Дело было летом, между вторым и третьим курсом. Твер-буль, как и сейчас, был напоен дивной смесью из цветочных ароматов и запаха ее волос. Прошел дождик и промочил их одежду насквозь. Влажное платье прилипло к телу Вероники, придав ее скромным на тот момент формам неотразимо обольстительный вид. Глеб неуклюже прижал девушку к себе, и они целый час не могли оторваться друг от друга. Все это время Вероника дрожала крупной дрожью – то ли от холода, то ли от наслаждения…

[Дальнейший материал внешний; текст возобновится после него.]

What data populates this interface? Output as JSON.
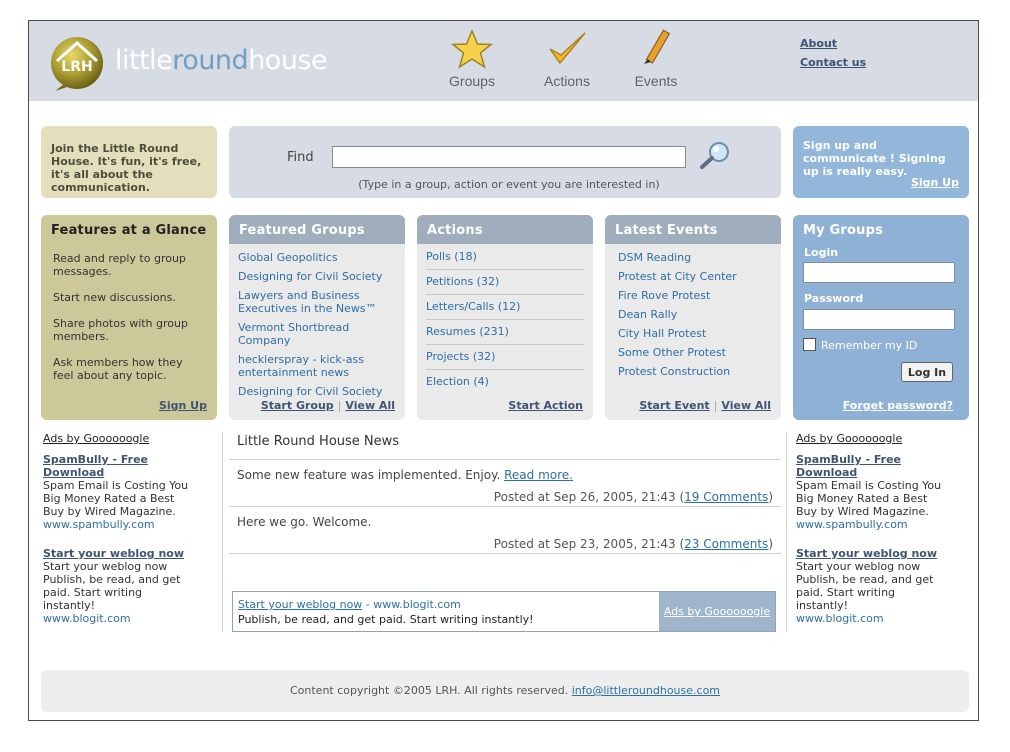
{
  "header": {
    "logo_word_1": "little",
    "logo_word_2": "round",
    "logo_word_3": "house",
    "logo_badge": "LRH",
    "nav": [
      {
        "label": "Groups",
        "icon": "star-icon"
      },
      {
        "label": "Actions",
        "icon": "checkmark-icon"
      },
      {
        "label": "Events",
        "icon": "pencil-icon"
      }
    ],
    "links": {
      "about": "About",
      "contact": "Contact us"
    }
  },
  "intro": {
    "text": "Join the Little Round House. It's fun, it's free, it's all about the communication."
  },
  "find": {
    "label": "Find",
    "value": "",
    "hint": "(Type in a group, action or event you are interested in)",
    "icon": "magnifier-icon"
  },
  "signup": {
    "text": "Sign up and communicate ! Signing up is really easy.",
    "link": "Sign Up"
  },
  "features": {
    "title": "Features at a Glance",
    "items": [
      "Read and reply to group messages.",
      "Start new discussions.",
      "Share photos with group members.",
      "Ask members how they feel about any topic."
    ],
    "link": "Sign Up"
  },
  "featured_groups": {
    "title": "Featured Groups",
    "items": [
      "Global Geopolitics",
      "Designing for Civil Society",
      "Lawyers and Business Executives in the News™",
      "Vermont Shortbread Company",
      "hecklerspray - kick-ass entertainment news",
      "Designing for Civil Society"
    ],
    "start": "Start Group",
    "view_all": "View All"
  },
  "actions": {
    "title": "Actions",
    "items": [
      "Polls (18)",
      "Petitions (32)",
      "Letters/Calls (12)",
      "Resumes (231)",
      "Projects (32)",
      "Election (4)"
    ],
    "start": "Start Action"
  },
  "events": {
    "title": "Latest Events",
    "items": [
      "DSM Reading",
      "Protest at City Center",
      "Fire Rove Protest",
      "Dean Rally",
      "City Hall Protest",
      "Some Other Protest",
      "Protest Construction"
    ],
    "start": "Start Event",
    "view_all": "View All"
  },
  "my_groups": {
    "title": "My Groups",
    "login_label": "Login",
    "login_value": "",
    "password_label": "Password",
    "password_value": "",
    "remember": "Remember my ID",
    "login_button": "Log In",
    "forgot": "Forget password?"
  },
  "ads": {
    "heading": "Ads by Goooooogle",
    "items": [
      {
        "title": "SpamBully - Free Download",
        "text": "Spam Email is Costing You Big Money Rated a Best Buy by Wired Magazine.",
        "url": "www.spambully.com"
      },
      {
        "title": "Start your weblog now",
        "text": "Start your weblog now Publish, be read, and get paid. Start writing instantly!",
        "url": "www.blogit.com"
      }
    ]
  },
  "news": {
    "title": "Little Round House News",
    "items": [
      {
        "text": "Some new feature was implemented. Enjoy.",
        "more": "Read more.",
        "posted": "Posted at Sep 26, 2005, 21:43 (",
        "comments": "19 Comments",
        "close": ")"
      },
      {
        "text": "Here we go. Welcome.",
        "posted": "Posted at Sep 23, 2005, 21:43 (",
        "comments": "23 Comments",
        "close": ")"
      }
    ]
  },
  "bottom_ad": {
    "link": "Start your weblog now",
    "url": " - www.blogit.com",
    "text": "Publish, be read, and get paid. Start writing instantly!",
    "adsby": "Ads by Goooooogle"
  },
  "footer": {
    "text": "Content copyright ©2005 LRH. All rights reserved. ",
    "email": "info@littleroundhouse.com"
  },
  "colors": {
    "header_bg": "#d7dbe4",
    "accent_blue": "#8fb1d6",
    "features_bg": "#cdc89a",
    "link": "#2d6fa7"
  }
}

Он украдкой посмотрел на свою спутницу. Если она и вспомнила тот далекий день, то виду не подала.
– Подумать только, мне вчера приснился бой часов.
– Тех самых? – сразу догадалась Вероника.
– Ага, «Густав Беккер».
– Представь, они сохранились. Живут теперь в моей мадридской квартире.
– Да ну?
– Чистая правда. Все так же исправно бьют каждый час.
Все то время, пока они продолжали гулять, Глеб судорожно пытался подсчитать в уме, сколько же оборотов совершили покрытые патиной стрелки с того далекого августовского дня, что недавно во всех приятных подробностях привиделся ему во сне. Получилось что-то около ста тридцати тысяч. Хм, всего-то?
* * *Расставшись с Вероникой, Стольцев всю оставшуюся часть дня размышлял о непонятном рисунке на пергаменте. Что за тайну он скрывает? В который раз Глеб разложил перед собой уже порядком потертую распечатку. Хм. А что если?..
Уже через минуту он торопливо набирал номер Лучко.
– Здравствуй, капитан! Это не Таро!
– Опять двадцать пять, – проворчал следователь. – А что это?
– Это снова бустрофедон.
– Хочешь сказать, что и тут тоже надо читать слева направо?
– Именно! В таком случае вместо taro получается orat!
– Ну и что? Один хрен бессмыслица какая-то.
– Вовсе нет. Orat на латыни означает «говорит». А еще это может означать: «просит», «умоляет».
– Умоляет? – хмыкнул капитан. – Глеб, это я тебя умоляю, не фантазируй.
– Да при чем тут мое воображение? Все очень логично. Получается, что изображенная на пергаменте звезда «говорит».
– Так все же говорит или умоляет? Говорит с кем? Умоляет кого?
Глеб замялся и засопел в трубку.
– Думаю, ответ следует искать на оторванной половине.
– И где же она?
– Скорее всего, дома у Гонсалеса.
– Ты предлагаешь расколотить все остальные статуэтки?
– Как вариант.
– Да я же самолично их все отсмотрел. Прорезь была только у коровы. А внутри остальных одна пустота. Мы там с двумя коллегами потом еще раз в шесть рук все прочесали. И ничего.